Since blogging, it has changed the way I read articles. Now, I read more carefully and critically than before. I read them from the perspective of trying to understand the ‘why’ of the author and his/her arguments. There is the perceptive instant answers to ‘why’ question that I do not need to think too much about for example, why I disagree, why the argument is logically flawed etc. However, there are articles that you read and you feel that you do not agree with the arguments, but yet you don’t know ‘why’. Writing a blog has sharpened my attention to looking at the ‘why’.

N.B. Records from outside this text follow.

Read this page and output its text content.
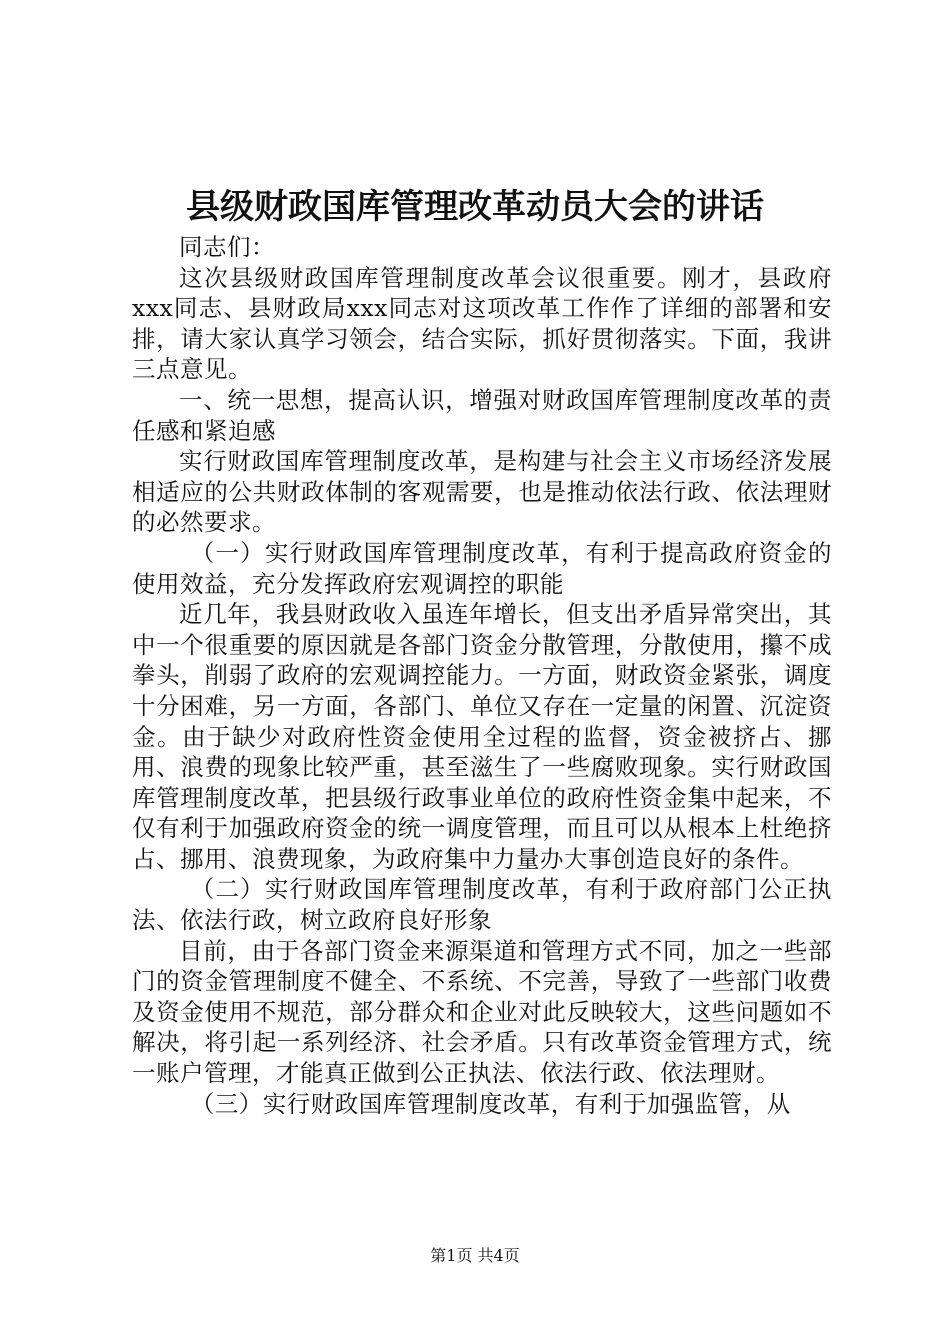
县级财政国库管理改革动员大会的讲话

同志们：

这次县级财政国库管理制度改革会议很重要。刚才，县政府xxx同志、县财政局xxx同志对这项改革工作作了详细的部署和安排，请大家认真学习领会，结合实际，抓好贯彻落实。下面，我讲三点意见。

一、统一思想，提高认识，增强对财政国库管理制度改革的责任感和紧迫感

实行财政国库管理制度改革，是构建与社会主义市场经济发展相适应的公共财政体制的客观需要，也是推动依法行政、依法理财的必然要求。

（一）实行财政国库管理制度改革，有利于提高政府资金的使用效益，充分发挥政府宏观调控的职能

近几年，我县财政收入虽连年增长，但支出矛盾异常突出，其中一个很重要的原因就是各部门资金分散管理，分散使用，攥不成拳头，削弱了政府的宏观调控能力。一方面，财政资金紧张，调度十分困难，另一方面，各部门、单位又存在一定量的闲置、沉淀资金。由于缺少对政府性资金使用全过程的监督，资金被挤占、挪用、浪费的现象比较严重，甚至滋生了一些腐败现象。实行财政国库管理制度改革，把县级行政事业单位的政府性资金集中起来，不仅有利于加强政府资金的统一调度管理，而且可以从根本上杜绝挤占、挪用、浪费现象，为政府集中力量办大事创造良好的条件。

（二）实行财政国库管理制度改革，有利于政府部门公正执法、依法行政，树立政府良好形象

目前，由于各部门资金来源渠道和管理方式不同，加之一些部门的资金管理制度不健全、不系统、不完善，导致了一些部门收费及资金使用不规范，部分群众和企业对此反映较大，这些问题如不解决，将引起一系列经济、社会矛盾。只有改革资金管理方式，统一账户管理，才能真正做到公正执法、依法行政、依法理财。

（三）实行财政国库管理制度改革，有利于加强监管，从

第1页 共4页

I have just watched a short clip of Seth Godin and Tom Peters on blogging. They also talk about the benefits of blogging and the advantages for improving our thinking and articulation of thinking through blogging. Which reminded me of being told by teachers and others that writing a diary is a good way of improving one’s writing skills, this was before the blogging era, and I am sure any form of writing using any medium helps to maximise one’s thinking and writing skills. However, I now argue that writing blogs in a public domain is particularly advantageous.
Why?
I think the motivation for thinking critically comes from the fact that there just might be a reader, an-other. With this comes the realization of the unknown possibility of a stranger’s eye being cast upon the points that I am making, the intellectual fear factor (the variation of panopticon effect, I suppose) challenges me to think about ‘why’ carefully.
Currently I am thinking about the whole discussion about ‘free’ as there are some ‘why’ aspects of the discussion that I am troubled by.